Both parties poured cash into the race for New York’s 3rd congressional district, but Democrats’ fundraising and registration advantage combined with Suozzi’s brand – he’s spent most of the last 30 years at or around the center of Long Island politics – and a fired-up base, angry over the Santos fiasco, delivered a victory that means the House GOP will now become even harder to corral



For Pilip, who has vowed to run again in the fall, defeat meant an almost immediate rebuke from Trump, who called her a “very foolish woman” in a social media post Tuesday night. Pilip refused until the final days of the campaign to say whether she voted for Trump in 2020, though she did follow his lead in dissing a highly touted bipartisan Senate border bill – a decision that helped Suozzi tie her more tightly to the former president over the last week.




As Democrats celebrate and Republicans dust themselves off, here are the takeaways:



Immigration is a big issue – but is it a game-changer?

The campaign was staked on a series of issues from the beginning: immigration, inflation, Israel and abortion. Suozzi talked about reproductive rights but didn’t make it a centerpiece of his campaign. Inflation has mostly leveled out. And there was no political or policy space to speak of between the candidates who both fully backed Israel.



Understanding this, Pilip and Republicans set about hammering Suozzi over the migrant crisis in New York City, claiming he caused it along with Biden – a line that ultimately didn’t quite wash with voters who have long recognized Suozzi as a moderate or centrist. When Pilip suggested he was in league with the progressive “squad,” Suozzi at their debate was prepared.



“For you to suggest I’m a member of the squad,” he said, “is about as believable as you being a member of George Santos’s volleyball team.” (And that was before a knowing reference to Rick Lazio, which only seasoned New York voters would appreciate.)

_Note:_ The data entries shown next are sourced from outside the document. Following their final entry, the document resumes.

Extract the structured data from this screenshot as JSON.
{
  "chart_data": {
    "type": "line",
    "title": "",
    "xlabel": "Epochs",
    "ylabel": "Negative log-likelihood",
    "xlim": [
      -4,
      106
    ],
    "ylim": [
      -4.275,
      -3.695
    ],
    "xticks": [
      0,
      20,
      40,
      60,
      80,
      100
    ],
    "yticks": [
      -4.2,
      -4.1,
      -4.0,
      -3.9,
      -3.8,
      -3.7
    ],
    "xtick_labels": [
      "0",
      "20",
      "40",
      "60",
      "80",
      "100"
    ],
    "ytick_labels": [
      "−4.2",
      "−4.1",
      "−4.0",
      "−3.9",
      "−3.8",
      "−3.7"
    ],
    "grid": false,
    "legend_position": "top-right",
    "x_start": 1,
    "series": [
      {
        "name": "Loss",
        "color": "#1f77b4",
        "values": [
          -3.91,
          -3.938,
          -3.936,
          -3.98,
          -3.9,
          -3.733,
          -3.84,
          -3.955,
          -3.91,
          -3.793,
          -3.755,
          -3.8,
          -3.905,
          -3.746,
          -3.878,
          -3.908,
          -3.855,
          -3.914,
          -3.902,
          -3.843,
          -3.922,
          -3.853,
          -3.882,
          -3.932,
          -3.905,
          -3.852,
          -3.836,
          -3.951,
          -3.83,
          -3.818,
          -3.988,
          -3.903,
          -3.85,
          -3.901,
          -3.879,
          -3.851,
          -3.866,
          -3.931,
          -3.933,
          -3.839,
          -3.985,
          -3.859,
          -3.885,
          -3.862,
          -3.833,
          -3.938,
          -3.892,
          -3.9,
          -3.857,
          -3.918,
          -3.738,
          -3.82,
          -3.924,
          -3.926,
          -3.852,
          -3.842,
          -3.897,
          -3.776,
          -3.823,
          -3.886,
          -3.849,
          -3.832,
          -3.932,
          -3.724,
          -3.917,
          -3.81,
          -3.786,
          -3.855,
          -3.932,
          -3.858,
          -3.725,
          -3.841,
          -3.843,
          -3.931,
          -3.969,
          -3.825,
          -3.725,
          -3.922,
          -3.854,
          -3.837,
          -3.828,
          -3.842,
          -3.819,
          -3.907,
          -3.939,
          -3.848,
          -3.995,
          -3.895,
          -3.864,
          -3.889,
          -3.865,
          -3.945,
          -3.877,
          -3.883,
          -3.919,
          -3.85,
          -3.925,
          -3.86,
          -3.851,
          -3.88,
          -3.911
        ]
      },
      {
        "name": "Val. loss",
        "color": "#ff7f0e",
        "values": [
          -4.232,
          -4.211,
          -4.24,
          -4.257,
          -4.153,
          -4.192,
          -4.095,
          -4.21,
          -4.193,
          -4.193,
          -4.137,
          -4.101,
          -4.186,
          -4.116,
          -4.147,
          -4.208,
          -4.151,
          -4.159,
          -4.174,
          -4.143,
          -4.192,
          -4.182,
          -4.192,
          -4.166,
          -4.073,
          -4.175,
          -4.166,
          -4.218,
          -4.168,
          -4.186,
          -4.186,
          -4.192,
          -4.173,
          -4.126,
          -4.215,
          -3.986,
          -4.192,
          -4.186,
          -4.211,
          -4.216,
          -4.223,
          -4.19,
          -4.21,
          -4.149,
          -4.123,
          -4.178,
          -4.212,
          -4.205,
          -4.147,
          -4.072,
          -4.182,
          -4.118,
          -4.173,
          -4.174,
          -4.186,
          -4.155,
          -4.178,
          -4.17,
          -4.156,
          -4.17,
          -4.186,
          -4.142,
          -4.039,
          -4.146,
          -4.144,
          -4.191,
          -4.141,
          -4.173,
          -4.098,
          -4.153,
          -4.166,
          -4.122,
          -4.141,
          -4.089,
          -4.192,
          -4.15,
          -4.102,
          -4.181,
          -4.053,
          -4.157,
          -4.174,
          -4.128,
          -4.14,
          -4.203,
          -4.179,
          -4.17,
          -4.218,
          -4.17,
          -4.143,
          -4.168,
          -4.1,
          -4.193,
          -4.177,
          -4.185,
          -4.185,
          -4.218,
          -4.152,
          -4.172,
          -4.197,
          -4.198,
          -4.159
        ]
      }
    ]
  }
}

Most notably, though, Suozzi and state Democratic leaders didn’t repeat their mistakes from 2022. They aggressively countered Pilip’s migrant message and it never felt like the issue, typically a winner for the GOP, put Suozzi on the backfoot.



Redemption for top New York Democrats

Suozzi’s win is also a major coup for the New York Democratic Party and its leaders, who came under heavy criticism from within over its candidates’ underwhelming performances in the 2022 midterms.



Backed by lots of outside cash, new grassroots organizations, House Minority Leader Hakeem Jeffries and his political operation, along with top state and local Democrats – Gov. Kathy Hochul and state party chair Jay Jacobs, specifically – the party simply could not allow the seat to slip away again. Not after the Santos mess, not with the entire country watching and the White House desperate for a (proxy) win.